Short Answer Model Answers

Q1 (4 marks): Aspirin is synthesised by reacting salicylic acid with acetic anhydride, usually under acid-catalysed conditions with gentle heating. The desired product is acetylsalicylic acid, and ethanoic acid is also formed. The reaction is an esterification-style acetylation process. After reaction, aspirin can be crystallised, filtered and dried.

Q2 (5 marks): Atom economy measures the fraction of product-side atom mass that appears in the desired product. E-factor measures the mass of waste produced per mass of product obtained. Atom economy is useful because it shows how well atoms are directed into the wanted molecule at the reaction level. E-factor is useful because it reflects the practical waste burden of the process. Both are needed because a route may look good by one metric but still generate too much waste overall.

Q3 (5 marks): This route has some strengths but is not ideal. An atom economy of 75% suggests that a reasonable proportion of atoms end up in the desired aspirin, so the route is moderately efficient in atom use. However, an E-factor of 3.0 means the process still generates 3 g of waste for every 1 g of product, which is a significant waste burden. The catalyst is a positive feature because it can improve rate and selectivity and may reduce energy use or unwanted side products. Overall, the route is workable and moderately sustainable, but there is still room to improve waste reduction and overall process efficiency.

Return to Think First

Return to the 2002 Pfizer sertraline green synthesis challenge. Now that you can calculate atom economy and E-factor, evaluate the original versus redesigned routes.

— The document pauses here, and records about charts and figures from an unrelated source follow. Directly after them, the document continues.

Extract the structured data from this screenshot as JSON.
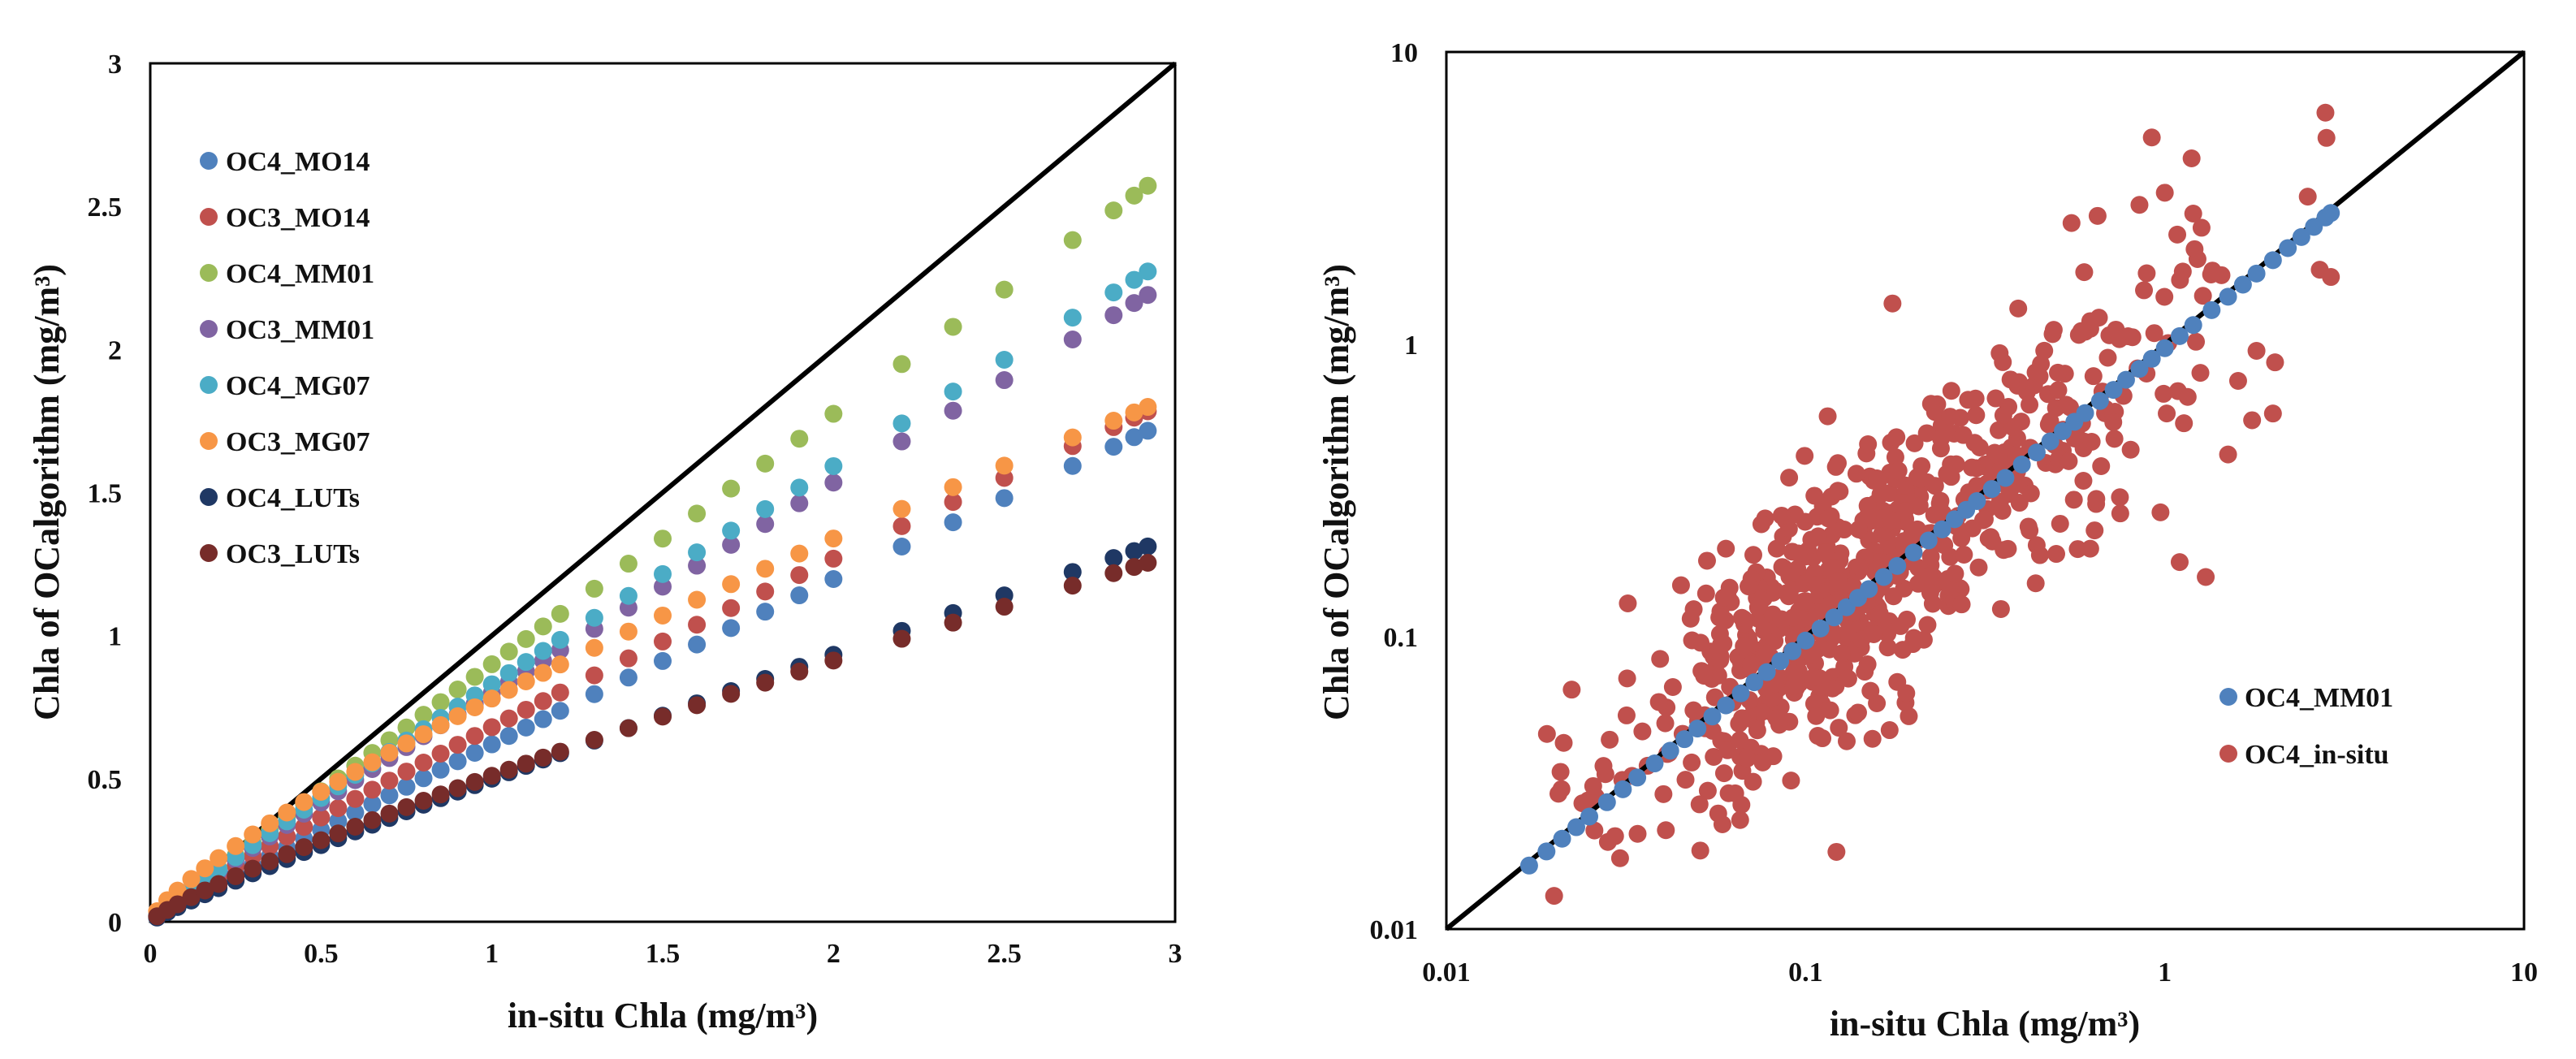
{
  "chart_data": [
    {
      "type": "scatter",
      "xlabel": "in-situ Chla  (mg/m³)",
      "ylabel": "Chla of OCalgorithm  (mg/m³)",
      "xlim": [
        0,
        3
      ],
      "ylim": [
        0,
        3
      ],
      "x_ticks": [
        "0",
        "0.5",
        "1",
        "1.5",
        "2",
        "2.5",
        "3"
      ],
      "y_ticks": [
        "0",
        "0.5",
        "1",
        "1.5",
        "2",
        "2.5",
        "3"
      ],
      "legend_position": "top-left",
      "grid": false,
      "reference_line": "1:1",
      "series": [
        {
          "name": "OC4_MO14",
          "color": "#4f81bd",
          "slope": 0.62,
          "power": 0.95,
          "x": [
            0.02,
            0.05,
            0.08,
            0.12,
            0.16,
            0.2,
            0.25,
            0.3,
            0.35,
            0.4,
            0.45,
            0.5,
            0.55,
            0.6,
            0.65,
            0.7,
            0.75,
            0.8,
            0.85,
            0.9,
            0.95,
            1.0,
            1.05,
            1.1,
            1.15,
            1.2,
            1.3,
            1.4,
            1.5,
            1.6,
            1.7,
            1.8,
            1.9,
            2.0,
            2.2,
            2.35,
            2.5,
            2.7,
            2.82,
            2.88,
            2.92
          ]
        },
        {
          "name": "OC3_MO14",
          "color": "#c0504d",
          "slope": 0.68,
          "power": 0.9,
          "x": [
            0.02,
            0.05,
            0.08,
            0.12,
            0.16,
            0.2,
            0.25,
            0.3,
            0.35,
            0.4,
            0.45,
            0.5,
            0.55,
            0.6,
            0.65,
            0.7,
            0.75,
            0.8,
            0.85,
            0.9,
            0.95,
            1.0,
            1.05,
            1.1,
            1.15,
            1.2,
            1.3,
            1.4,
            1.5,
            1.6,
            1.7,
            1.8,
            1.9,
            2.0,
            2.2,
            2.35,
            2.5,
            2.7,
            2.82,
            2.88,
            2.92
          ]
        },
        {
          "name": "OC4_MM01",
          "color": "#9bbb59",
          "slope": 0.9,
          "power": 0.98,
          "x": [
            0.02,
            0.05,
            0.08,
            0.12,
            0.16,
            0.2,
            0.25,
            0.3,
            0.35,
            0.4,
            0.45,
            0.5,
            0.55,
            0.6,
            0.65,
            0.7,
            0.75,
            0.8,
            0.85,
            0.9,
            0.95,
            1.0,
            1.05,
            1.1,
            1.15,
            1.2,
            1.3,
            1.4,
            1.5,
            1.6,
            1.7,
            1.8,
            1.9,
            2.0,
            2.2,
            2.35,
            2.5,
            2.7,
            2.82,
            2.88,
            2.92
          ]
        },
        {
          "name": "OC3_MM01",
          "color": "#8064a2",
          "slope": 0.8,
          "power": 0.94,
          "x": [
            0.02,
            0.05,
            0.08,
            0.12,
            0.16,
            0.2,
            0.25,
            0.3,
            0.35,
            0.4,
            0.45,
            0.5,
            0.55,
            0.6,
            0.65,
            0.7,
            0.75,
            0.8,
            0.85,
            0.9,
            0.95,
            1.0,
            1.05,
            1.1,
            1.15,
            1.2,
            1.3,
            1.4,
            1.5,
            1.6,
            1.7,
            1.8,
            1.9,
            2.0,
            2.2,
            2.35,
            2.5,
            2.7,
            2.82,
            2.88,
            2.92
          ]
        },
        {
          "name": "OC4_MG07",
          "color": "#4bacc6",
          "slope": 0.83,
          "power": 0.94,
          "x": [
            0.02,
            0.05,
            0.08,
            0.12,
            0.16,
            0.2,
            0.25,
            0.3,
            0.35,
            0.4,
            0.45,
            0.5,
            0.55,
            0.6,
            0.65,
            0.7,
            0.75,
            0.8,
            0.85,
            0.9,
            0.95,
            1.0,
            1.05,
            1.1,
            1.15,
            1.2,
            1.3,
            1.4,
            1.5,
            1.6,
            1.7,
            1.8,
            1.9,
            2.0,
            2.2,
            2.35,
            2.5,
            2.7,
            2.82,
            2.88,
            2.92
          ]
        },
        {
          "name": "OC3_MG07",
          "color": "#f79646",
          "slope": 0.78,
          "power": 0.78,
          "x": [
            0.02,
            0.05,
            0.08,
            0.12,
            0.16,
            0.2,
            0.25,
            0.3,
            0.35,
            0.4,
            0.45,
            0.5,
            0.55,
            0.6,
            0.65,
            0.7,
            0.75,
            0.8,
            0.85,
            0.9,
            0.95,
            1.0,
            1.05,
            1.1,
            1.15,
            1.2,
            1.3,
            1.4,
            1.5,
            1.6,
            1.7,
            1.8,
            1.9,
            2.0,
            2.2,
            2.35,
            2.5,
            2.7,
            2.82,
            2.88,
            2.92
          ]
        },
        {
          "name": "OC4_LUTs",
          "color": "#1f3864",
          "slope": 0.5,
          "power": 0.9,
          "x": [
            0.02,
            0.05,
            0.08,
            0.12,
            0.16,
            0.2,
            0.25,
            0.3,
            0.35,
            0.4,
            0.45,
            0.5,
            0.55,
            0.6,
            0.65,
            0.7,
            0.75,
            0.8,
            0.85,
            0.9,
            0.95,
            1.0,
            1.05,
            1.1,
            1.15,
            1.2,
            1.3,
            1.4,
            1.5,
            1.6,
            1.7,
            1.8,
            1.9,
            2.0,
            2.2,
            2.35,
            2.5,
            2.7,
            2.82,
            2.88,
            2.92
          ]
        },
        {
          "name": "OC3_LUTs",
          "color": "#772c2a",
          "slope": 0.51,
          "power": 0.84,
          "x": [
            0.02,
            0.05,
            0.08,
            0.12,
            0.16,
            0.2,
            0.25,
            0.3,
            0.35,
            0.4,
            0.45,
            0.5,
            0.55,
            0.6,
            0.65,
            0.7,
            0.75,
            0.8,
            0.85,
            0.9,
            0.95,
            1.0,
            1.05,
            1.1,
            1.15,
            1.2,
            1.3,
            1.4,
            1.5,
            1.6,
            1.7,
            1.8,
            1.9,
            2.0,
            2.2,
            2.35,
            2.5,
            2.7,
            2.82,
            2.88,
            2.92
          ]
        }
      ]
    },
    {
      "type": "scatter",
      "xlabel": "in-situ Chla  (mg/m³)",
      "ylabel": "Chla of OCalgorithm  (mg/m³)",
      "xlim": [
        0.01,
        10
      ],
      "ylim": [
        0.01,
        10
      ],
      "xscale": "log",
      "yscale": "log",
      "x_ticks": [
        "0.01",
        "0.1",
        "1",
        "10"
      ],
      "y_ticks": [
        "0.01",
        "0.1",
        "1",
        "10"
      ],
      "legend_position": "bottom-right",
      "grid": false,
      "reference_line": "1:1",
      "series": [
        {
          "name": "OC4_MM01",
          "color": "#4f81bd",
          "x": [
            0.017,
            0.019,
            0.021,
            0.023,
            0.025,
            0.028,
            0.031,
            0.034,
            0.038,
            0.042,
            0.046,
            0.05,
            0.055,
            0.06,
            0.066,
            0.072,
            0.078,
            0.085,
            0.092,
            0.1,
            0.11,
            0.12,
            0.13,
            0.14,
            0.15,
            0.165,
            0.18,
            0.2,
            0.22,
            0.24,
            0.26,
            0.28,
            0.3,
            0.33,
            0.36,
            0.4,
            0.44,
            0.48,
            0.52,
            0.56,
            0.6,
            0.66,
            0.72,
            0.78,
            0.85,
            0.92,
            1.0,
            1.1,
            1.2,
            1.35,
            1.5,
            1.65,
            1.8,
            2.0,
            2.2,
            2.4,
            2.6,
            2.8,
            2.9
          ]
        },
        {
          "name": "OC4_in-situ",
          "color": "#c0504d",
          "n": 650,
          "scatter_dex": 0.23,
          "outliers_x": [
            0.92,
            2.8,
            0.55,
            0.65,
            0.62,
            0.75,
            1.1,
            1.3,
            1.5,
            1.75,
            2.0,
            2.5,
            0.85,
            1.0,
            1.2,
            1.6,
            1.8,
            2.7,
            2.9,
            0.032,
            0.045,
            0.06,
            0.09,
            0.14,
            0.18
          ],
          "outliers_y": [
            5.1,
            6.2,
            2.6,
            2.75,
            0.2,
            0.3,
            0.18,
            0.16,
            0.42,
            0.55,
            0.58,
            3.2,
            3.0,
            3.3,
            2.8,
            0.75,
            0.95,
            1.8,
            1.7,
            0.13,
            0.15,
            0.2,
            0.35,
            0.055,
            0.07
          ]
        }
      ]
    }
  ]
}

  • Why would a route that achieves 85% yield but uses 200 kg of solvent waste per kg of product score poorly on E-factor — even if it scores well on yield and atom economy?
  • How did Pfizer's catalytic palladium step improve the E-factor of the sertraline synthesis without changing the molecular structure of the final product at all?
  • Write one sentence explaining why a student who achieves an 85% yield in aspirin synthesis but uses three dichloromethane washes should still be concerned about the sustainability of their procedure.

What are the reagents, products and catalyst used in aspirin synthesis?

How do you calculate atom economy? What does a higher value mean?

How do you calculate E-factor? What does a lower value mean?

List the stages of pharmaceutical drug development in order.

Why does a catalyst improve sustainability without changing the atom economy formula?